At some point, however, Enzo approached. The child who had thrown stones at us, who had surprisingly competed with Lila in arithmetic, who had once given her a wreath of sorb apples, over the years had been as if sucked up into a short but powerful organism, used to hard work. He looked older even than Rino, who among us was the oldest. You could see in every feature that he rose before dawn, that he had to deal with the Camorra at the fruit-and-vegetable market, that he went in all seasons, in cold, in the rain, to sell fruit and vegetables from his cart, up and down the streets of the neighborhood. Yet in his fair-skinned face, with its blond eyebrows and lashes, in the blue eyes, there was still something of the rebellious child we had known. Enzo spoke rarely but confidently, always in dialect, and it would not have occurred to either of us to joke with him, or even to make conversation. It was he who took the initiative. He asked Lila why she wasn’t dancing. She answered: because I don’t really know how to do this dance. He was silent for a while, then he said, I don’t, either. But when another rock-and-roll song was put on he took her by the arm in a natural way and pushed her into the middle of the room. Lila, who if one simply grazed her without her permission leaped up as if she had been stung by a wasp, didn’t react, so great, evidently, was her desire to dance. Rather, she looked at him gratefully and abandoned herself to the music.

It was immediately clear that Enzo didn’t know much about it. He moved very little, in a serious, composed way, but he was very attentive to Lila, he obviously wished to do her a favor, let her show off. And although she wasn’t as good as Carmen, she managed as usual to win everyone’s attention. Even Enzo likes her, I said to myself in desolation. And — I realized right away — Stefano, the grocer: he gazed at her the whole time the way one gazes at a movie star.

But while Lila was dancing the Solara brothers arrived.

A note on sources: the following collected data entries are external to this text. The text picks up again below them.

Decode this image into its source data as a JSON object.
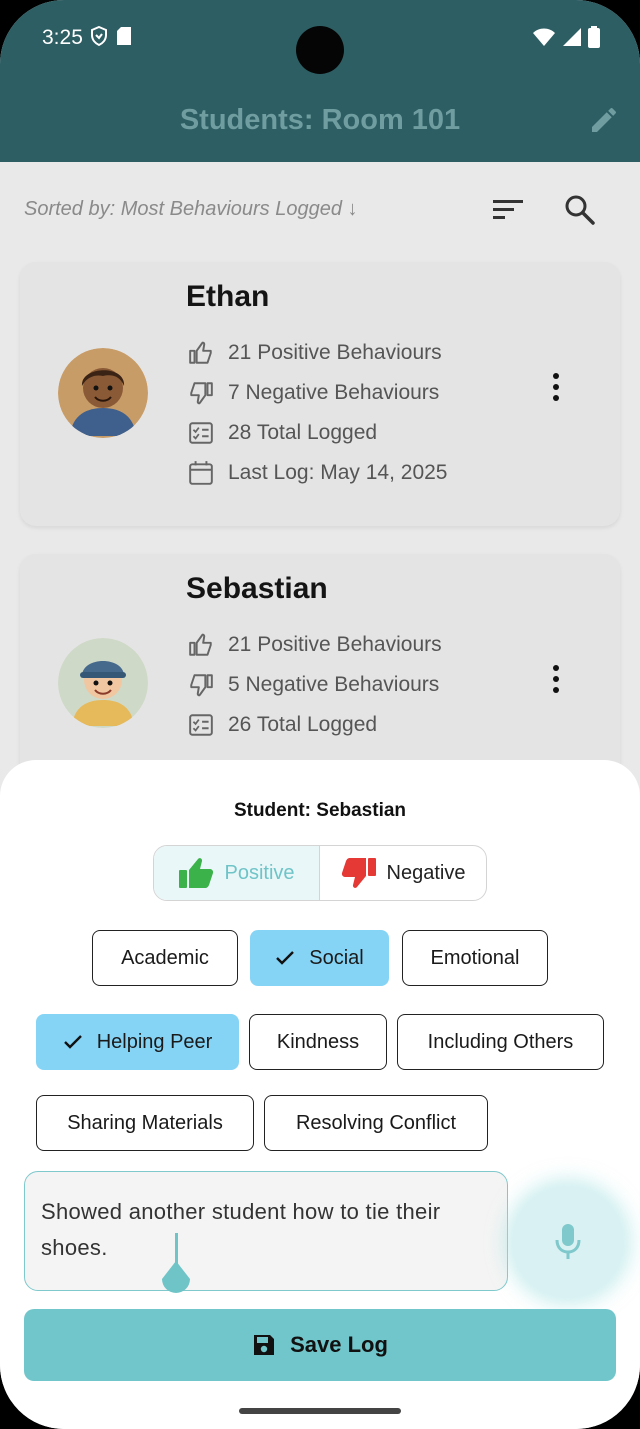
{
  "status_bar": {
    "time": "3:25"
  },
  "app_bar": {
    "title": "Students: Room 101"
  },
  "list": {
    "sort_label": "Sorted by: Most Behaviours Logged ↓",
    "students": [
      {
        "name": "Ethan",
        "positive": "21 Positive Behaviours",
        "negative": "7 Negative Behaviours",
        "total": "28 Total Logged",
        "last_log": "Last Log: May 14, 2025"
      },
      {
        "name": "Sebastian",
        "positive": "21 Positive Behaviours",
        "negative": "5 Negative Behaviours",
        "total": "26 Total Logged"
      }
    ]
  },
  "sheet": {
    "title": "Student: Sebastian",
    "segment": {
      "positive": "Positive",
      "negative": "Negative",
      "selected": "Positive"
    },
    "categories": [
      {
        "label": "Academic",
        "selected": false
      },
      {
        "label": "Social",
        "selected": true
      },
      {
        "label": "Emotional",
        "selected": false
      }
    ],
    "behaviours": [
      {
        "label": "Helping Peer",
        "selected": true
      },
      {
        "label": "Kindness",
        "selected": false
      },
      {
        "label": "Including Others",
        "selected": false
      },
      {
        "label": "Sharing Materials",
        "selected": false
      },
      {
        "label": "Resolving Conflict",
        "selected": false
      }
    ],
    "note_value": "Showed another student how to tie their shoes.",
    "save_label": "Save Log"
  },
  "colors": {
    "app_bar": "#2d5e63",
    "accent": "#70c6ca",
    "chip_selected": "#85d4f6",
    "thumb_up": "#3bb24a",
    "thumb_down": "#e53935"
  }
}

The mere sight of them agitated me. They greeted the pastry maker and his wife, they gave Stefano a pat of sympathy, and then they, too, started watching the dancers. First, like masters of the neighborhood, as they felt they were, they looked in a vulgar fashion at Ada, who avoided their gaze; then they spoke to each other and, indicating Antonio, gave him an exaggerated nod of greeting, which he pretended not to see; finally they noticed Lila, stared at her for a long time, then whispered to each other, Michele giving an obvious sign of assent.

I didn’t let them out of my sight, and I quickly realized that in particular Marcello — Marcello, whom all the girls liked — didn’t seem in the least angered by the knife business. On the contrary. In a few seconds he was completely captivated by Lila’s lithe and elegant body, by her face, which was unusual in the neighborhood and perhaps in the whole city of Naples. He gazed without ever taking his eyes off her, as if he had lost the little brain he had. He gazed at her even when the music stopped.

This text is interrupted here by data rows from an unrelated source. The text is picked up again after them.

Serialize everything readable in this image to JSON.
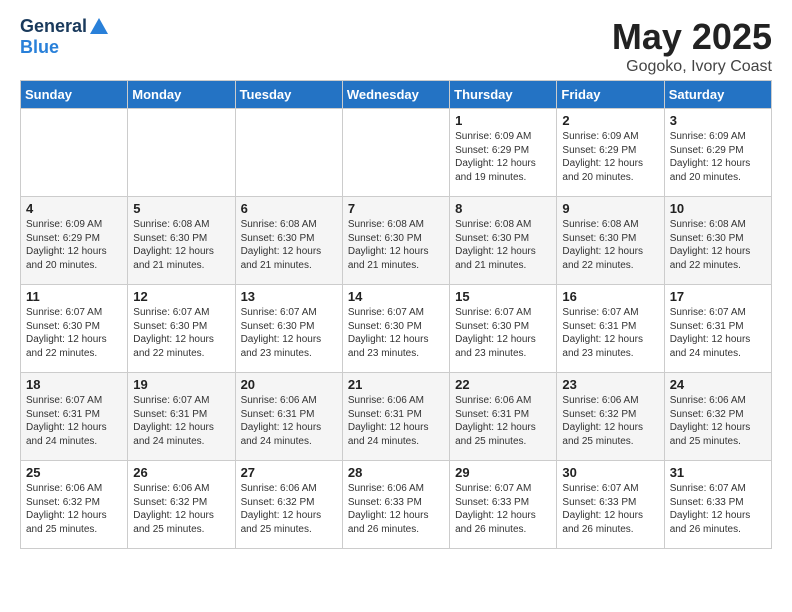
{
  "logo": {
    "general": "General",
    "blue": "Blue"
  },
  "title": "May 2025",
  "subtitle": "Gogoko, Ivory Coast",
  "days_of_week": [
    "Sunday",
    "Monday",
    "Tuesday",
    "Wednesday",
    "Thursday",
    "Friday",
    "Saturday"
  ],
  "weeks": [
    [
      {
        "day": "",
        "info": ""
      },
      {
        "day": "",
        "info": ""
      },
      {
        "day": "",
        "info": ""
      },
      {
        "day": "",
        "info": ""
      },
      {
        "day": "1",
        "info": "Sunrise: 6:09 AM\nSunset: 6:29 PM\nDaylight: 12 hours\nand 19 minutes."
      },
      {
        "day": "2",
        "info": "Sunrise: 6:09 AM\nSunset: 6:29 PM\nDaylight: 12 hours\nand 20 minutes."
      },
      {
        "day": "3",
        "info": "Sunrise: 6:09 AM\nSunset: 6:29 PM\nDaylight: 12 hours\nand 20 minutes."
      }
    ],
    [
      {
        "day": "4",
        "info": "Sunrise: 6:09 AM\nSunset: 6:29 PM\nDaylight: 12 hours\nand 20 minutes."
      },
      {
        "day": "5",
        "info": "Sunrise: 6:08 AM\nSunset: 6:30 PM\nDaylight: 12 hours\nand 21 minutes."
      },
      {
        "day": "6",
        "info": "Sunrise: 6:08 AM\nSunset: 6:30 PM\nDaylight: 12 hours\nand 21 minutes."
      },
      {
        "day": "7",
        "info": "Sunrise: 6:08 AM\nSunset: 6:30 PM\nDaylight: 12 hours\nand 21 minutes."
      },
      {
        "day": "8",
        "info": "Sunrise: 6:08 AM\nSunset: 6:30 PM\nDaylight: 12 hours\nand 21 minutes."
      },
      {
        "day": "9",
        "info": "Sunrise: 6:08 AM\nSunset: 6:30 PM\nDaylight: 12 hours\nand 22 minutes."
      },
      {
        "day": "10",
        "info": "Sunrise: 6:08 AM\nSunset: 6:30 PM\nDaylight: 12 hours\nand 22 minutes."
      }
    ],
    [
      {
        "day": "11",
        "info": "Sunrise: 6:07 AM\nSunset: 6:30 PM\nDaylight: 12 hours\nand 22 minutes."
      },
      {
        "day": "12",
        "info": "Sunrise: 6:07 AM\nSunset: 6:30 PM\nDaylight: 12 hours\nand 22 minutes."
      },
      {
        "day": "13",
        "info": "Sunrise: 6:07 AM\nSunset: 6:30 PM\nDaylight: 12 hours\nand 23 minutes."
      },
      {
        "day": "14",
        "info": "Sunrise: 6:07 AM\nSunset: 6:30 PM\nDaylight: 12 hours\nand 23 minutes."
      },
      {
        "day": "15",
        "info": "Sunrise: 6:07 AM\nSunset: 6:30 PM\nDaylight: 12 hours\nand 23 minutes."
      },
      {
        "day": "16",
        "info": "Sunrise: 6:07 AM\nSunset: 6:31 PM\nDaylight: 12 hours\nand 23 minutes."
      },
      {
        "day": "17",
        "info": "Sunrise: 6:07 AM\nSunset: 6:31 PM\nDaylight: 12 hours\nand 24 minutes."
      }
    ],
    [
      {
        "day": "18",
        "info": "Sunrise: 6:07 AM\nSunset: 6:31 PM\nDaylight: 12 hours\nand 24 minutes."
      },
      {
        "day": "19",
        "info": "Sunrise: 6:07 AM\nSunset: 6:31 PM\nDaylight: 12 hours\nand 24 minutes."
      },
      {
        "day": "20",
        "info": "Sunrise: 6:06 AM\nSunset: 6:31 PM\nDaylight: 12 hours\nand 24 minutes."
      },
      {
        "day": "21",
        "info": "Sunrise: 6:06 AM\nSunset: 6:31 PM\nDaylight: 12 hours\nand 24 minutes."
      },
      {
        "day": "22",
        "info": "Sunrise: 6:06 AM\nSunset: 6:31 PM\nDaylight: 12 hours\nand 25 minutes."
      },
      {
        "day": "23",
        "info": "Sunrise: 6:06 AM\nSunset: 6:32 PM\nDaylight: 12 hours\nand 25 minutes."
      },
      {
        "day": "24",
        "info": "Sunrise: 6:06 AM\nSunset: 6:32 PM\nDaylight: 12 hours\nand 25 minutes."
      }
    ],
    [
      {
        "day": "25",
        "info": "Sunrise: 6:06 AM\nSunset: 6:32 PM\nDaylight: 12 hours\nand 25 minutes."
      },
      {
        "day": "26",
        "info": "Sunrise: 6:06 AM\nSunset: 6:32 PM\nDaylight: 12 hours\nand 25 minutes."
      },
      {
        "day": "27",
        "info": "Sunrise: 6:06 AM\nSunset: 6:32 PM\nDaylight: 12 hours\nand 25 minutes."
      },
      {
        "day": "28",
        "info": "Sunrise: 6:06 AM\nSunset: 6:33 PM\nDaylight: 12 hours\nand 26 minutes."
      },
      {
        "day": "29",
        "info": "Sunrise: 6:07 AM\nSunset: 6:33 PM\nDaylight: 12 hours\nand 26 minutes."
      },
      {
        "day": "30",
        "info": "Sunrise: 6:07 AM\nSunset: 6:33 PM\nDaylight: 12 hours\nand 26 minutes."
      },
      {
        "day": "31",
        "info": "Sunrise: 6:07 AM\nSunset: 6:33 PM\nDaylight: 12 hours\nand 26 minutes."
      }
    ]
  ]
}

It was an instant. Enzo made as if to push Lila into the corner where I was, Stefano and Marcello moved together to ask her to dance; but Pasquale preceded them. Lila made a gracious skip of consent, clapped her hands happily. At the same moment, four males, of various ages, each convinced in a different way of his own absolute power, reached out toward the figure of a fourteen-year-old girl. The needle scratched on the record, the music started. Stefano, Marcello, Enzo retreated uncertainly. Pasquale began to dance with Lila, and, given his virtuosity, she immediately let go.